Get out the microscope, because we’re going through this poem line-by-line.
Some village-Hampden, that with dauntless breast
The little tyrant of his fields withstood;
Some mute inglorious Milton here may rest,
Some Cromwell guiltless of his country's blood.
- The speaker muses that there might be dead people buried here that could have been famous revolutionaries or poets, but they died unknown and undiscovered.
- Maybe there was some village-version of John Hampden who stood up to tyranny on the village green!
- (Historical side note: the real John Hampden was a Puritan politician who opposed the policies of King Charles I. He refused to pay a tax he thought was unfair.
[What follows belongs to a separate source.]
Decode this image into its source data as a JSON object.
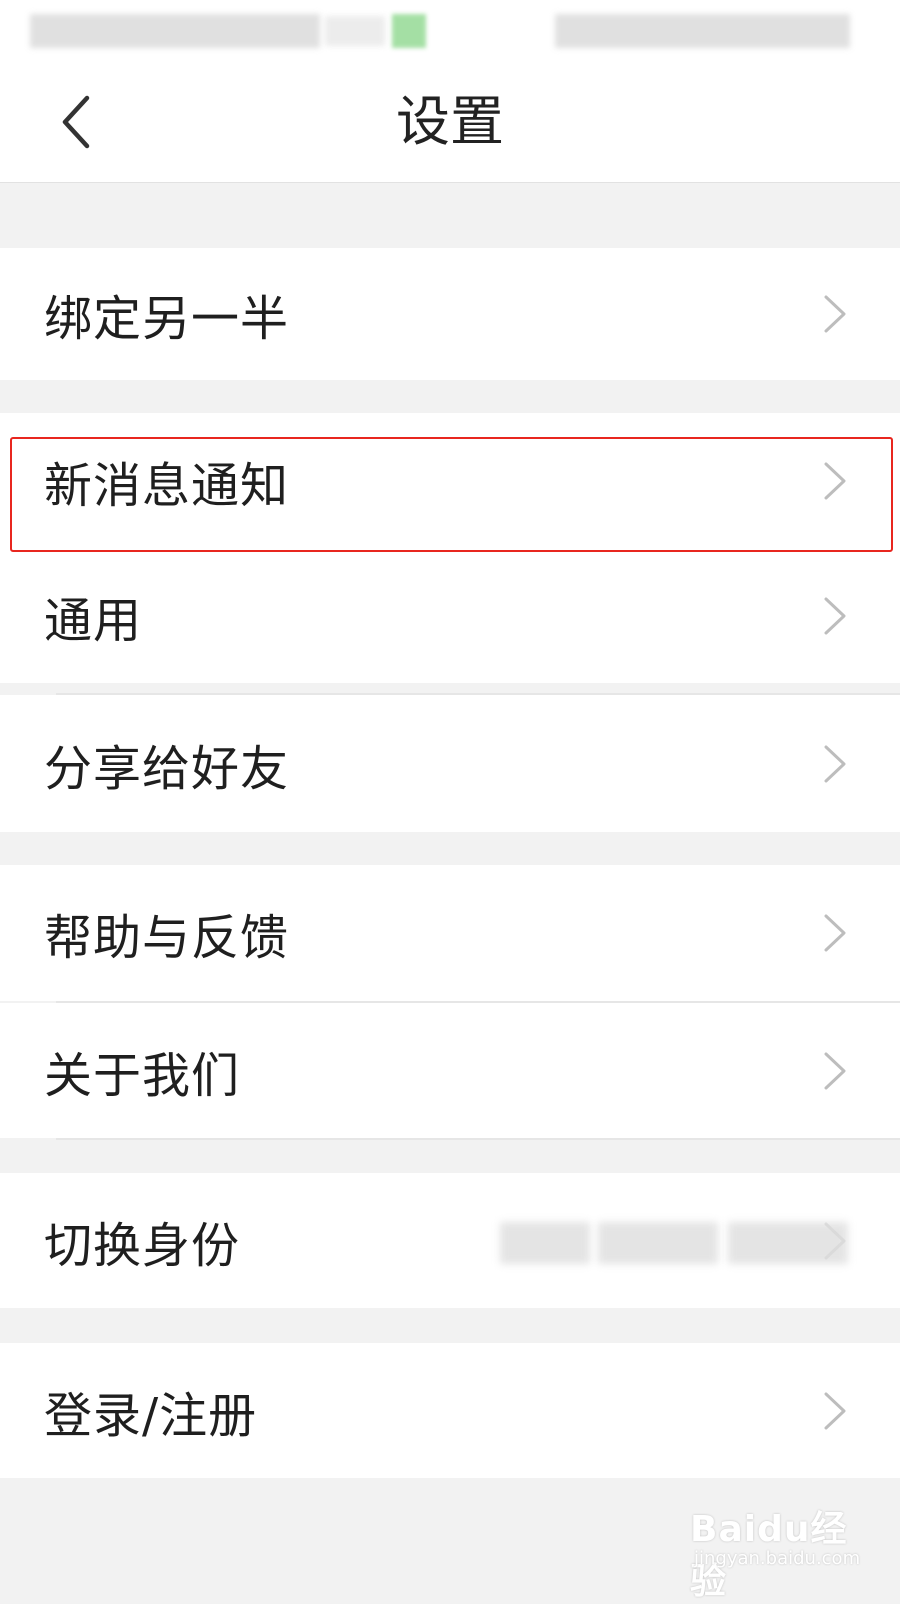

So Gray calls him "dauntless," or "fearless," for standing up to the "little tyrant," or the king.)
- Or maybe there was someone as brilliant as John Milton (you know, the guy who wrote Paradise Lost), but he died mute, without being able to express his brilliance.
- Or maybe there was someone who would have wreaked as much havoc as Cromwell, but who didn't have a chance.
- Another historical note! Oliver Cromwell was the leader of the anti-royalists during the English Civil War, helped bring about the execution of King Charles I, and became head of the short-lived English Commonwealth in 1649-1660. He wasn't a popular guy in the history books at the time Gray was writing.
- Another fun fact! Both Hampden and Milton were from the same area of England where Gray was writing his "Elegy." So maybe Gray liked to imagine that the same area could have produced other guys who were just as brilliant, but who remained unknown.